La legittimazione attiva del mittente
Un punto cruciale della sentenza riguarda chi sia titolare del diritto al risarcimento. Secondo la Corte, finché la merce non viene consegnata al destinatario o finché quest’ultimo non ne richieda la riconsegna nel luogo di destinazione, la titolarità dei diritti nascenti dal contratto di trasporto resta in capo al mittente. Di conseguenza, l’assicuratore che ha pagato il mittente è pienamente legittimato ad agire contro il vettore.
Le motivazioni
Le motivazioni della sentenza si fondano sull’interpretazione rigorosa dell’art. 1693 c.c. La Corte osserva che la responsabilità del vettore è di natura oggettiva e può essere vinta solo dalla prova di un evento assolutamente imprevedibile ed inevitabile. Nel caso specifico, è emerso che uno dei rapinatori era salito sul mezzo semplicemente aprendo la portiera, che non era stata chiusa dall’interno. Questa omissione, unita alla scelta di percorrere strade statali invece di autostrade in orario notturno con un solo autista a bordo, configura una negligenza inescusabile che esclude la configurabilità del caso fortuito.
Le conclusioni
Le conclusioni dei giudici evidenziano che il vettore professionale è tenuto a una diligenza qualificata. Non è sufficiente che l’evento sia improbabile; deve essere tale da non poter essere evitato nemmeno con l’adozione delle massime cautele suggerite dalla tecnica e dall’esperienza del settore. Per le aziende di logistica, questo significa che la sicurezza del carico deve essere garantita attraverso protocolli rigorosi, come la chiusura centralizzata delle cabine e la pianificazione di percorsi sicuri, pena l’obbligo di risarcire integralmente i danni in caso di perdita del carico.
Quando il vettore è responsabile per la merce rubata?
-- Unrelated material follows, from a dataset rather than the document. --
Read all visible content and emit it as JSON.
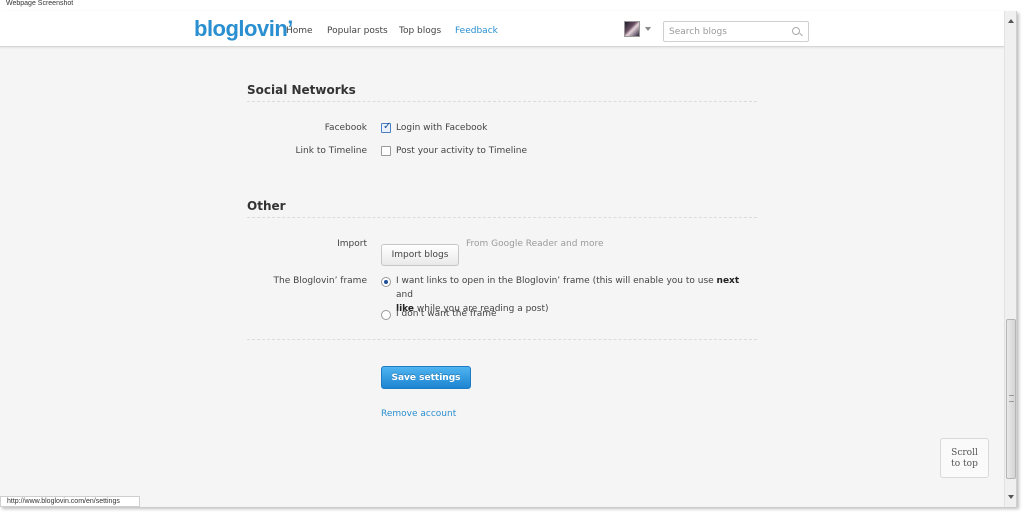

Il vettore è sempre responsabile a meno che non provi che il furto è avvenuto per un caso fortuito, ovvero un evento totalmente imprevedibile e inevitabile nonostante l’adozione di tutte le cautele professionali.
La rapina a un semaforo giustifica la perdita del carico?
No, se il vettore non ha adottato misure minime di sicurezza, come chiudere le portiere dall’interno o scegliere percorsi più sicuri, la rapina viene considerata un evento evitabile e non esonera dal risarcimento.
Chi può agire contro il trasportatore se la merce non arriva?
Il diritto al risarcimento spetta al mittente fino a quando la merce non giunge a destinazione. Se l’assicurazione ha già pagato il mittente, può agire direttamente contro il trasportatore in surrogazione.